Devletin Şefkatli Eli: Devlet > Erkek > Aile > Kadın > Engelli > Çocuk
Başbakan Davutoğlu, "Ailenin ve Dinamik Nüfus Yapısının Korunması Programı"nı açıkladı. 3 hedef başlığı şöyle:
1. Aile hayatının korunması
2. Kadın istihdamı ve kadınlarımızın çalışma hayatı içindeki konumları
3. Nüfus dinamizmin korunması
“16 haftalık analık izninde değişiklik yok”
Kadın istihdamı gibi önemli bir konunun aile ve nüfus koruma başlıklarının arasına sıkıştırılmış olması hayli manidar. Paket açıklandıkça gerçekler bir bir gün yüzüne çıktı.
“Aileyi ve kadın istihdamını destekliyoruz,” diyor. Aile demeden kadın sözcüğünü kullanmamaya özen gösteriyor. Bir hiyerarşi çiziyor, kadın aileden sonra gelir!
Toplumsal dizilim şu onlara göre:
devlet> erkek> aile> kadın, engelli> çocuk
Kısacası amaç kadını korumak değil, kadına aile içindeki yerini göz boyama amaçlı birkaç “hediye-veri” ile belletmek. Sonunda görüyoruz ki doğum izni süresi değişmemiş, kendi evinin işçisi kadınlara sigorta yok, kadına ek istihdam olanakları yok, kreş artırımı muamma. Kadına “sen kadınsın” diyen bir paket bu. Ayrıntılara bakmadan önce Davutoğlu’nun çok kafa karıştıran söylemine bir değinelim: “Bütün istihdam göstergelerinde Türkiye, mucizevi bir örnek olarak gösteriliyor her yerde. Ancak buna rağmen işsizlik oranımız da yüzde 9'lar, yüzde 10'lar seviyesinde kalıyor. Neden? Çünkü kadınlarımızın işgücüne katılımında olağanüstü bir artış var, daha önce olmayan önemli bir faktör. Bu olağanüstü artış ve işgücüne katılım hem genç nüfus hem de kadınlarımızın katılımıyla istihdam sağlamakla birlikte, işsizlik oranı da istediğimiz ölçüde düşmemiş görünüyor.”

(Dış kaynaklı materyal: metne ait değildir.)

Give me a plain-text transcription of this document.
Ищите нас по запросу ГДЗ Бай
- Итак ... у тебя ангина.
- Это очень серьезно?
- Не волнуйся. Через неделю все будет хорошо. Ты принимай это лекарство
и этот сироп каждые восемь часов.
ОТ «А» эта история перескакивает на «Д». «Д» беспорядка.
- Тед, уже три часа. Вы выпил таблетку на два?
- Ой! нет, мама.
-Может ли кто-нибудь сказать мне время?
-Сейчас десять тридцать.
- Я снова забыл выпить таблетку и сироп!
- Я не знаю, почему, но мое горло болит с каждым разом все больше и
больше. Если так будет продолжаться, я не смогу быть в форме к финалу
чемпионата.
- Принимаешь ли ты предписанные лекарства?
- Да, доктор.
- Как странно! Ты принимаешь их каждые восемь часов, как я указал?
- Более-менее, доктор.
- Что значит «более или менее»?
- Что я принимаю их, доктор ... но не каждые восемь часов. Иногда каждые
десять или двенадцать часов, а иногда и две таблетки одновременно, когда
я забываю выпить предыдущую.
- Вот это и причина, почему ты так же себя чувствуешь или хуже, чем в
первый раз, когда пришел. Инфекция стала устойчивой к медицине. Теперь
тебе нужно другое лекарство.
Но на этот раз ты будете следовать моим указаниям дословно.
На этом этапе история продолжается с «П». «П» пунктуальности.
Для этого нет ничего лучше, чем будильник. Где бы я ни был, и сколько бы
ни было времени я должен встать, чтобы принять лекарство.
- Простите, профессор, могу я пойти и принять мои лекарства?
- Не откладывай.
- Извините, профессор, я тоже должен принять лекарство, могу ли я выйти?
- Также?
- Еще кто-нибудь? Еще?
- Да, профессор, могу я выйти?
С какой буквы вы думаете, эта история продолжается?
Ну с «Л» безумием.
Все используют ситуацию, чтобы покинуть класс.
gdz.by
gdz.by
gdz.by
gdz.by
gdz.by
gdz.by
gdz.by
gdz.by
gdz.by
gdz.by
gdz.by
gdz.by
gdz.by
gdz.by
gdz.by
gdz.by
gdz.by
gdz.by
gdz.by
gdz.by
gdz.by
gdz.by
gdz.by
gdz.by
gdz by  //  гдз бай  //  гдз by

Davutoğlu kadınlar işe girdiği için işsizlik kat sayısı düşmedi, diyor. İşsizlik ölçümlerinde erkekler mi baz alınıyordu bugüne kadar?

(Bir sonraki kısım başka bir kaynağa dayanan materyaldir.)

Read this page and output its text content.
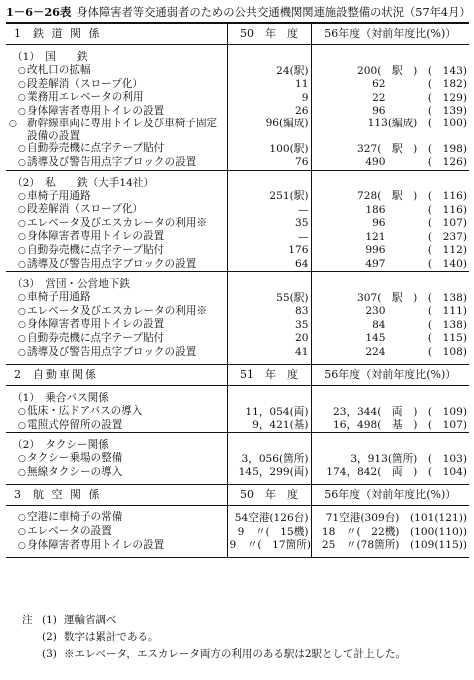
1－6－26表 身体障害者等交通弱者のための公共交通機関関連施設整備の状況（57年4月）
1 鉄 道 関 係	50　年　度	56年度（対前年度比(%)）

（1）　国　　鉄		
○改札口の拡幅	24(駅)	200(　駅　)　(　143)
○段差解消（スロープ化）	11	62　　　　(　182)
○業務用エレベータの利用	9	22　　　　(　129)
○身体障害者専用トイレの設置	26	96　　　　(　139)
○ 新幹線車両に専用トイレ及び車椅子固定設備の設置	96(編成)	113(編成)　(　100)
○自動券売機に点字テープ貼付	100(駅)	327(　駅　)　(　198)
○誘導及び警告用点字ブロックの設置	76	490　　　　(　126)

（2）　私　　鉄（大手14社）		
○車椅子用通路	251(駅)	728(　駅　)　(　116)
○段差解消（スロープ化）	—	186　　　　(　116)
○エレベータ及びエスカレータの利用※	35	96　　　　(　107)
○身体障害者専用トイレの設置	—	121　　　　(　237)
○自動券売機に点字テープ貼付	176	996　　　　(　112)
○誘導及び警告用点字ブロックの設置	64	497　　　　(　140)

（3）　営団・公営地下鉄		
○車椅子用通路	55(駅)	307(　駅　)　(　138)
○エレベータ及びエスカレータの利用※	83	230　　　　(　111)
○身体障害者専用トイレの設置	35	84　　　　(　138)
○自動券売機に点字テープ貼付	20	145　　　　(　115)
○誘導及び警告用点字ブロックの設置	41	224　　　　(　108)

2 自動車関係	51　年　度	56年度（対前年度比(%)）

（1）　乗合バス関係		
○低床・広ドアバスの導入	11，054(両)	23，344(　両　)　(　109)
○電照式停留所の設置	9，421(基)	16，498(　基　)　(　107)

（2）　タクシー関係		
○タクシー乗場の整備	3，056(箇所)	3，913(箇所)　(　103)
○無線タクシーの導入	145，299(両)	174，842(　両　)　(　104)

3 航 空 関 係	50　年　度	56年度（対前年度比(%)）

○空港に車椅子の常備	54空港(126台)	71空港(309台)　(101(121))
○エレベータの設置	9　〃(　15機)	18　〃(　22機)　(100(110))
○身体障害者専用トイレの設置	9　〃(　17箇所)	25　〃(78箇所)　(109(115))

注 (1) 運輸省調べ
(2) 数字は累計である。
(3) ※エレベータ，エスカレータ両方の利用のある駅は2駅として計上した。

Babalık izniyse 10 güne çıkıyor. Kadınla erkeğin eşit olmadığı bir kez daha vurgulanmış oluyor.
Devletle akraba olduk!
Başbakan: "Her bir anneye doğum yaptığı anda, devletimizden bir doğum hediyesi olarak ilk çocukta 300 Türk Lirası ki bu yarım altın oluyor takriben, ikinci çocukta 400 Türk Lirası, üçüncü çocuk ise 600 Türk Lirası bir yardım ulaşacak. Anneye ve bebeğe ilk altını devlet takacak. Bu altınlar bir müddet sonra hatıra olarak da saklanabilir, nesilden nesile aktarılabilir, sembolik olarak bizim annelere verdiğimiz değeri, onların büyük fedakârlıklarının, takdirimizin bir nişanesi olarak her bir anneye bu hediye takdim edilecek. Babalar da iyi hizmet ederlerse başka hediyeleri ilerde hak edebilirler," diye devam ediyor konuşmasına. Böylece paketin yegâne amacı da ortaya çıkıyor, annenin doğurganlık kat sayısını teminat altına almak, % 3. Eski Başbakan Cumhurbaşkanı Recep Tayyip Erdoğan’ın “3 çocuk” söylemi mesnet alınarak belirlenmiş aslında büyük bir projeden söz ediyoruz. Ancak ilginç olan devletin takacağı altının hatıra olarak saklanmasını talep etmesi. Zaten bu miktarların bir çocuğun ne doğumunu ne de büyümesini karşılamayacağı, devlet tarafından sadece bir “mesaj” olarak verildiği, dindar nesiller yetiştirmek isteyen hükümetin bir nişanesi olduğu aşikâr. Üstelik “ilk altın” her çocuk doğuran kadına verilecek, maddi durumu iyi olana da kötü olana da. Yani ekonomik kaygı güdülmediği ve bilimsel sosyolojik bir ön çalışma eksikliği kolayca seziliyor. “Ola ki kırsal kesimde veya evde doğum zarureti doğmuş durumlarda ise nüfus dairesine gidip çocuğunu yazdırdığında, kaydedildiğinde devletin şefkatli eli anlamında ilk çocuk için yarım ama üçüncü çocuktan itibaren bir altın, ilk altını devlet takmış olacak. Güzel bir hayat duasıyla, dileğiyle" diyen Başbakan’ın bebeklerin anneleriyle “ihmal edilmeden mutlu” büyümesi gibi bir süreci doğru hesaplayamadığı ve kardeşler arasında da ciddi anti pedagojik ayrımlar yaptığı gözleniyor. İlk bebek daha az anneyle kalabiliyor ki bebeklerin gereksinimleri ortaktır, emzirme süresi en az 6 aydır. Buradan paketin ekonomik veya tıbbı bilimsel normlarla hazırlanmadığı salt ideolojik olduğu da gözler önüne seriliyor. Hedef sadece en az 3 çocuk. Ne anne ne de çocuk birincil öncelikli değil.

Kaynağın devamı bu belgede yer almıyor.